This invention relates to implantable diagnostic and tissue stimulation devices such as implantable pacemakers, cardioverters and defibrillators, implantable monitoring devices and implantable drug dispensers, and more particularly to rate-responsive implantable pacemakers that vary their pacing rate as a function of the patient's metabolic demand for oxygenated blood.
Early pacemakers provided a fixed rate stimulation pulse generator that could be reset on demand by sensed atrial and/or ventricular depolarizations. Modern pacemakers include complex stimulation pulse generators, sense amplifiers and leads which can be configured or programmed to operate in single or dual chamber modes of operations, delivering pacing stimuli to the atrium and/or ventricle at fixed rates or rates that vary between an upper rate limit and a lower rate limit.
More recently, single and dual chamber pacemakers have been developed that respond to physiologic sensors which, with greater or lesser degree of specificity, sense the body's need to deliver more or less oxygenated blood to the cardiovascular system. For example, rate responsive pacing systems have been developed and marketed which rely upon the central venous blood temperature, as measured in the right ventricle. Such pacemakers are disclosed in U.S. Pat. No. 4,688,573 issued to Alt and U.S. Pat. No. 4,543,954 issued to Cook et al.
It has been proposed in the prior art to measure the time interval between an atrial stimulation pulse, A, and the responsive atrial or ventricular depolarization, P or R, respectively, as an indication of the physiological demands placed on the heart. The time interval between a ventricular stimulation pulse, in, and the responsive ventricular depolarization, R, is also proposed to be measured and used as an indication of physiologic need. The atrial depolarization is sensed by detecting a P-wave wherein the ventricular depolarization is sensed by detecting an R-wave. U.S. Pat. No. 4,712,555 sets forth such a system which includes the further method of measuring the A-P or A-R to ascertain whether the intervals are increasing or decreasing. If over several heart cycles or beats, an increase or decrease in these measurements is detected, the pacing interval set by the pacemaker is adjusted in an appropriate direction in order to adjust the heart stimulation rate accordingly. In the '555 patent, atrial and ventricular bipolar sense/pace electrodes are distributed in the right atrium and ventricle of the heart, and the measurements are taken by way of conventional pacemaker sense amplifiers.
It has also been proposed in the prior art to measure the evoked potential following the application of a pacing stimulus and to employ its amplitude and/or configuration to regulate automatically the implantable cardiac pacemaker's output characteristics, such as rate. U.S. Pat. No. 4,759,367 describes such a cardiac pacing system which combines unipolar and bipolar electrode configurations to detect the evoked potential and apply the pacing stimulus respectively.

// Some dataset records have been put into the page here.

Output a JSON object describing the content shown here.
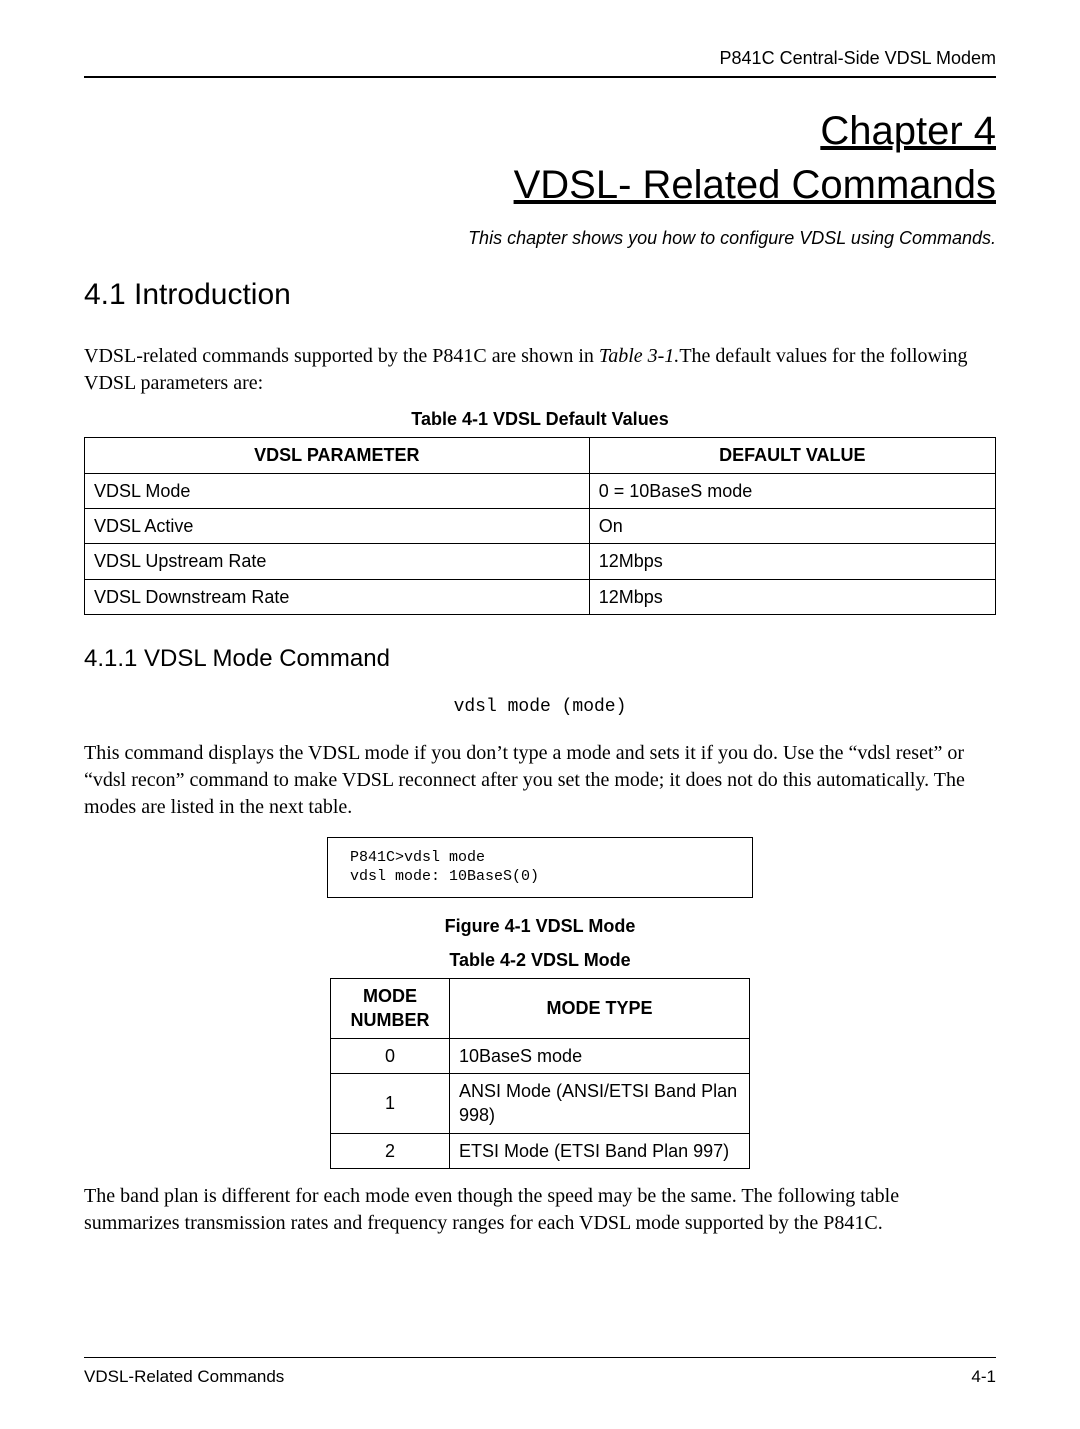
{
  "header": {
    "doc_title": "P841C Central-Side VDSL Modem"
  },
  "chapter": {
    "line1": "Chapter 4",
    "line2": "VDSL- Related Commands",
    "subtitle": "This chapter shows you how to configure VDSL using Commands."
  },
  "section_intro": {
    "heading": "4.1  Introduction",
    "para_before_ref": "VDSL-related commands supported by the P841C are shown in ",
    "ref_text": "Table 3-1.",
    "para_after_ref": "The default values for the following VDSL parameters are:"
  },
  "table1": {
    "caption": "Table 4-1 VDSL Default Values",
    "headers": {
      "col1": "VDSL PARAMETER",
      "col2": "DEFAULT VALUE"
    },
    "rows": [
      {
        "param": "VDSL Mode",
        "value": "0 = 10BaseS mode"
      },
      {
        "param": "VDSL Active",
        "value": "On"
      },
      {
        "param": "VDSL Upstream Rate",
        "value": "12Mbps"
      },
      {
        "param": "VDSL Downstream Rate",
        "value": "12Mbps"
      }
    ]
  },
  "section_mode": {
    "heading": "4.1.1   VDSL Mode Command",
    "syntax": "vdsl mode (mode)",
    "desc": "This command displays the VDSL mode if you don’t type a mode and sets it if you do. Use the “vdsl reset” or “vdsl recon” command to make VDSL reconnect after you set the mode; it does not do this automatically. The modes are listed in the next table.",
    "terminal": "P841C>vdsl mode\nvdsl mode: 10BaseS(0)",
    "figure_caption": "Figure 4-1 VDSL Mode"
  },
  "table2": {
    "caption": "Table 4-2 VDSL Mode",
    "headers": {
      "col1": "MODE NUMBER",
      "col2": "MODE TYPE"
    },
    "rows": [
      {
        "num": "0",
        "type": "10BaseS mode"
      },
      {
        "num": "1",
        "type": "ANSI Mode (ANSI/ETSI Band Plan 998)"
      },
      {
        "num": "2",
        "type": "ETSI Mode (ETSI Band Plan 997)"
      }
    ]
  },
  "closing": {
    "para": "The band plan is different for each mode even though the speed may be the same. The following table summarizes transmission rates and frequency ranges for each VDSL mode supported by the P841C."
  },
  "footer": {
    "left": "VDSL-Related Commands",
    "right": "4-1"
  }
}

It is suggested therein that a bipolar lead may be placed in the atrium or the ventricle or a pair of such bipolar leads may be placed in either chamber for dual chamber pacing.
In the '367 patent, it is proposed that the magnitude of the evoked response be integrated over time to obtain a repolarization gradient value. The rate control algorithm involves comparing the measured repolarization gradient magnitude of the current cardiac cycle with a stored repolarization gradient magnitude of at least one previous cardiac cycle. It is known that with conventional sense amplifiers of the type shown in the '367 patent having a high input impedance that one may detect and integrate the varying amplitude of the relatively wide QRST waveform relatively easily. However, it is difficult to use such sense amplifiers to consistently identify the same point in the QRST wavefront in order to develop a time interval representative of the myocardial conduction velocity.
In this regard, attention is also drawn to Rickards U.S. Pat. No. 4,228,803 which relies upon the detection of time intervals following the delivery of a pacing stimulus to develop a rate control signal to either increase or decrease the pacing rate. In the '803 patent, the system measures the stimulus to repolarization (i.e. T-wave) interval, otherwise known as the QT interval. Again, in these patents and in the products which have been developed and marketed implementing them, conventional high input impedance sense amplifiers have been employed to detect the evoked response.
In U.S. Pat. No. 4,750,494 issued to King, conventional sense amplifiers are used to detect arrival times of depolarization wavefronts at multiple electrode sets are in order to measure changes in depolarization wavefront propagation direction, as part of a system for detecting impending fibrillation. If the net direction of the depolarization wavefront changes by more than a predetermined amount, the device determines that fibrillation is likely to be imminent. A reduction or increase in myocardial conduction velocity without a change in propagation direction will apparently not be detected.
In the specific environment of the present invention where it is necessary to accurately and reproductively measure very small time intervals, prior art sense amplifiers are not optimal. The presentation of the atrial or ventricular depolarization wave front across the two spaced electrodes varies from patient to patient and, from time to time, in the same patient. This presentation may affect the rise time amplitude and polarity of the electrical depolarization wave front signal and affect the trigger point of the sense amplifier, leading to inaccurate interval data.